Defendant counters with evidence that although all of the vehicle’s doors had locks, Ramirez and Munaz said that the lock on the back doors was “loose,” and, if a person pulled hard enough on the back doors, they would open. Citing Allen, supra, 86 Cal.App.4th 909, and In re Lamont R. (1988) 200 Cal.App.3d 244, defendant thus argues that the minivan’s doors were not locked for the purposes of section 459.
In Allen, the locks on the victim’s car were broken. (Allen, supra, 86 Cal.App.4th at p. 912.) The trunk lock was also broken, but the trunk could be opened by pulling a latch located underneath the driver’s side seat. (Ibid.) Defendant was seen getting out of the victim’s car and looking into the now open trunk. Noting that the defendant did not use force or tools to open the car, but instead entered the vehicle through an unlocked door, thereby accessing the latch and opening the trunk, we found that no burglary under section 459 occurred. (Id. at pp. 916-917.) We also noted that the victim understood that the main compartment of his vehicle and the trunk were readily accessible to invasion; hence, it would have been unreasonable for the victim to believe the trunk was secure.

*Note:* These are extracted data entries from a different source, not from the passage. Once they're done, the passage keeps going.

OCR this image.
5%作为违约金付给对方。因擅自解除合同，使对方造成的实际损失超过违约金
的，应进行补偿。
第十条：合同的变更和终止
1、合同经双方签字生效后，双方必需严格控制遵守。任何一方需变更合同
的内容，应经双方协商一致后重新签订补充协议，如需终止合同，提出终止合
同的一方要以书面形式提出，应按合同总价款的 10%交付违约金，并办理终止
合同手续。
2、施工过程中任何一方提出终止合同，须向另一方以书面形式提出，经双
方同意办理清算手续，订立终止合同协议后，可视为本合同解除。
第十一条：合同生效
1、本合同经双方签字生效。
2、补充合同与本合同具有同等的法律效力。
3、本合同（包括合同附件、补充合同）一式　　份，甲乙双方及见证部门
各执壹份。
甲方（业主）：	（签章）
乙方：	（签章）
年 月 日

In Allen, we cited In re Lamont R., supra, 200 Cal.App.3d 244. In Lamont, a trailer’s doors were secured by wrapping two “chains around each other and hook[ing] them into the hooks on opposite sides of the doors.” (Id. at p. 246.) To open the doors, the defendant simply unhooked the chains, unfastened the latches and pulled open the door. (Id. at p. 247.) The court commented that section 459’s requirement that a vehicle be locked reveals a legislative intent to make entry into a locked vehicle more serious than entry into an unlocked one. (Lamont, at p. 247.) To find that the “chain and hook contraption” constituted a lock would, the Lamont court said, do violence to the legislative intent. In finding that the trailer was unlocked for the purposes of section 459. the court rejected the Attorney General’s argument that “locked” should be interpreted to mean “ ‘secured insofar as possible.’ ” (Id. at p. 248.) “If such were the case any car door or trunk without a functioning lock would be deemed ‘locked’ merely by the owner’s act of closing it.” (Ibid.)
Neither Allen nor Lamont require us to rethink our conclusion that the minivan here was “locked,” as required by section 459. Ramirez said it might be possible to open the back doors if a person pulled hard enough because the lock was loose. He nonetheless engaged all of the locks on the doors, thereby evidencing a reasonable belief that the vehicle was secure. Moreover, Officer Veloz pulled on the back doors and was unable to open them. Therefore, to open the vehicle’s back doors, even if we assume that the lock on the back doors was loose, the evidence shows that significant pressure or force would be required. Where, as here, there is evidence that only the use of force can open a secured door, the requirements of section 459 have been met.
DISPOSITION
The judgment is affirmed.
We concur: KLEIN, P. J. KITCHING, J.